Big day, huge day I guess. Another run to Target and some "bloset" (my bathroom/closet) organizing ended the day at 2 am....before Amy's 5:20 am flight.
As I drove home at 5:30 am through a city (that does indeed sleep, unlike NYC) that was new and unfamiliar, I noticed a tinge of excitement run through my blood. Here I am, on my own.
So here's where I'll start the point of this whole blog
Lessons from Landlocked America
(An East Coast girl meets the Mid-West)
(An East Coast girl meets the Mid-West)
From the point that I left Amy at security on I've been here, learning about the city and myself. I've read a book and a half. I've got a sunburn, I've learned that walking to the mall at 10:30 when its 70 degrees is a good idea but walking home at 12:30 when its 95 is a bad idea. I've donated to Indianapolis' own homeless, I've also learned how to avoid them.
But I've learned, above all, that people in this part of the county LOVE to talk. I think I'll fit right in..
No matter where I've been, or what interactions I've had....everyone wants to talk...about nothing and everything. About "the race", about my sunburn, about the price of corn, about the temperature, about the holiday, about the parking meters (oh the parking meters). There is nothing too mundane to have a 30 minute conversation about, trust me.
The Parking Meters deserves it's own explanation, as I've spoken to three different people about the meters and I've only lived here 6 days. The city of Indianapolis is switching to parking meters that you pay at those boxes instead of putting in coins...just like NYC...just like MSU's campus...just like...well, a LOT of places. But it is causing an UPROAR here in the midwest. People. Are. Mad. (as hell, And they aren't going to take it anymore)
The first person I heard talking about this was a rather large woman and her daugher (oh another thing, the obesity epidemic is HERE with a vengeance, more on that later). They were walking to the parade in front of Amy, Emily and I complaining about the change to the new meters.
The next time I heard about the meters was at my (new) local grocery store, Marsh. And yes, I did just have to go find my little key ring card to remember the name. The woman at the register asked me if I wanted help carrying my (2) bags to the car. I explained that I had walked 5 minutes from my apartment to which she responded "Well, at least you don't have to park at those stupid metered spots then".

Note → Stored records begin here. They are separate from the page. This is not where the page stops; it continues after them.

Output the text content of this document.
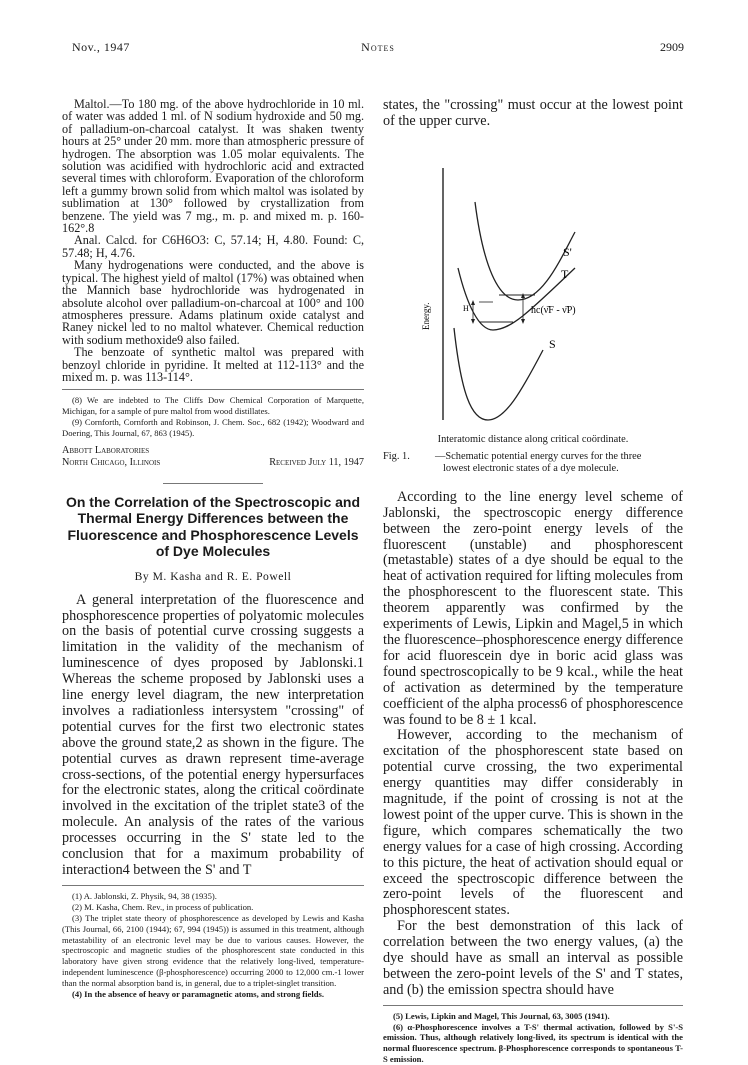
Nov., 1947	Notes	2909

Maltol.—To 180 mg. of the above hydrochloride in 10 ml. of water was added 1 ml. of N sodium hydroxide and 50 mg. of palladium-on-charcoal catalyst. It was shaken twenty hours at 25° under 20 mm. more than atmospheric pressure of hydrogen. The absorption was 1.05 molar equivalents. The solution was acidified with hydrochloric acid and extracted several times with chloroform. Evaporation of the chloroform left a gummy brown solid from which maltol was isolated by sublimation at 130° followed by crystallization from benzene. The yield was 7 mg., m. p. and mixed m. p. 160-162°.8

Anal. Calcd. for C6H6O3: C, 57.14; H, 4.80. Found: C, 57.48; H, 4.76.

Many hydrogenations were conducted, and the above is typical. The highest yield of maltol (17%) was obtained when the Mannich base hydrochloride was hydrogenated in absolute alcohol over palladium-on-charcoal at 100° and 100 atmospheres pressure. Adams platinum oxide catalyst and Raney nickel led to no maltol whatever. Chemical reduction with sodium methoxide9 also failed.

The benzoate of synthetic maltol was prepared with benzoyl chloride in pyridine. It melted at 112-113° and the mixed m. p. was 113-114°.

(8) We are indebted to The Cliffs Dow Chemical Corporation of Marquette, Michigan, for a sample of pure maltol from wood distillates.

(9) Cornforth, Cornforth and Robinson, J. Chem. Soc., 682 (1942); Woodward and Doering, This Journal, 67, 863 (1945).

Abbott Laboratories
North Chicago, Illinois	Received July 11, 1947
On the Correlation of the Spectroscopic and Thermal Energy Differences between the Fluorescence and Phosphorescence Levels of Dye Molecules
By M. Kasha and R. E. Powell

A general interpretation of the fluorescence and phosphorescence properties of polyatomic molecules on the basis of potential curve crossing suggests a limitation in the validity of the mechanism of luminescence of dyes proposed by Jablonski.1 Whereas the scheme proposed by Jablonski uses a line energy level diagram, the new interpretation involves a radiationless intersystem "crossing" of potential curves for the first two electronic states above the ground state,2 as shown in the figure. The potential curves as drawn represent time-average cross-sections, of the potential energy hypersurfaces for the electronic states, along the critical coördinate involved in the excitation of the triplet state3 of the molecule. An analysis of the rates of the various processes occurring in the S' state led to the conclusion that for a maximum probability of interaction4 between the S' and T

(1) A. Jablonski, Z. Physik, 94, 38 (1935).

(2) M. Kasha, Chem. Rev., in process of publication.

(3) The triplet state theory of phosphorescence as developed by Lewis and Kasha (This Journal, 66, 2100 (1944); 67, 994 (1945)) is assumed in this treatment, although metastability of an electronic level may be due to various causes. However, the spectroscopic and magnetic studies of the phosphorescent state conducted in this laboratory have given strong evidence that the relatively long-lived, temperature-independent luminescence (β-phosphorescence) occurring 2000 to 12,000 cm.-1 lower than the normal absorption band is, in general, due to a triplet-singlet transition.

(4) In the absence of heavy or paramagnetic atoms, and strong fields.

states, the "crossing" must occur at the lowest point of the upper curve.

S'
T
S
H	hc(ν̄F - ν̄P)
Energy.
Interatomic distance along critical coördinate.
Fig. 1. —Schematic potential energy curves for the three
lowest electronic states of a dye molecule.

According to the line energy level scheme of Jablonski, the spectroscopic energy difference between the zero-point energy levels of the fluorescent (unstable) and phosphorescent (metastable) states of a dye should be equal to the heat of activation required for lifting molecules from the phosphorescent to the fluorescent state. This theorem apparently was confirmed by the experiments of Lewis, Lipkin and Magel,5 in which the fluorescence–phosphorescence energy difference for acid fluorescein dye in boric acid glass was found spectroscopically to be 9 kcal., while the heat of activation as determined by the temperature coefficient of the alpha process6 of phosphorescence was found to be 8 ± 1 kcal.

However, according to the mechanism of excitation of the phosphorescent state based on potential curve crossing, the two experimental energy quantities may differ considerably in magnitude, if the point of crossing is not at the lowest point of the upper curve. This is shown in the figure, which compares schematically the two energy values for a case of high crossing. According to this picture, the heat of activation should equal or exceed the spectroscopic difference between the zero-point levels of the fluorescent and phosphorescent states.

For the best demonstration of this lack of correlation between the two energy values, (a) the dye should have as small an interval as possible between the zero-point levels of the S' and T states, and (b) the emission spectra should have

(5) Lewis, Lipkin and Magel, This Journal, 63, 3005 (1941).

(6) α-Phosphorescence involves a T-S' thermal activation, followed by S'-S emission. Thus, although relatively long-lived, its spectrum is identical with the normal fluorescence spectrum. β-Phosphorescence corresponds to spontaneous T-S emission.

PEOPLE. THEY ARE JUST METERS.
The last time was this morning when my comedy/cable troupe of dumb and dumber came in to install my internet and cable. The first people I've met that didn't want to talk but seeing that my studio apartment has no where else for me to go, I had to make conversation. I talked about going down to the mall without realizing where this conversation would go. Yup, the meters. Note to self, ever need a conversation starter...ask their opinion on the meters.
So, lesson number 1, people love to talk.
Lesson number 2, the parking meters are a HUGE deal.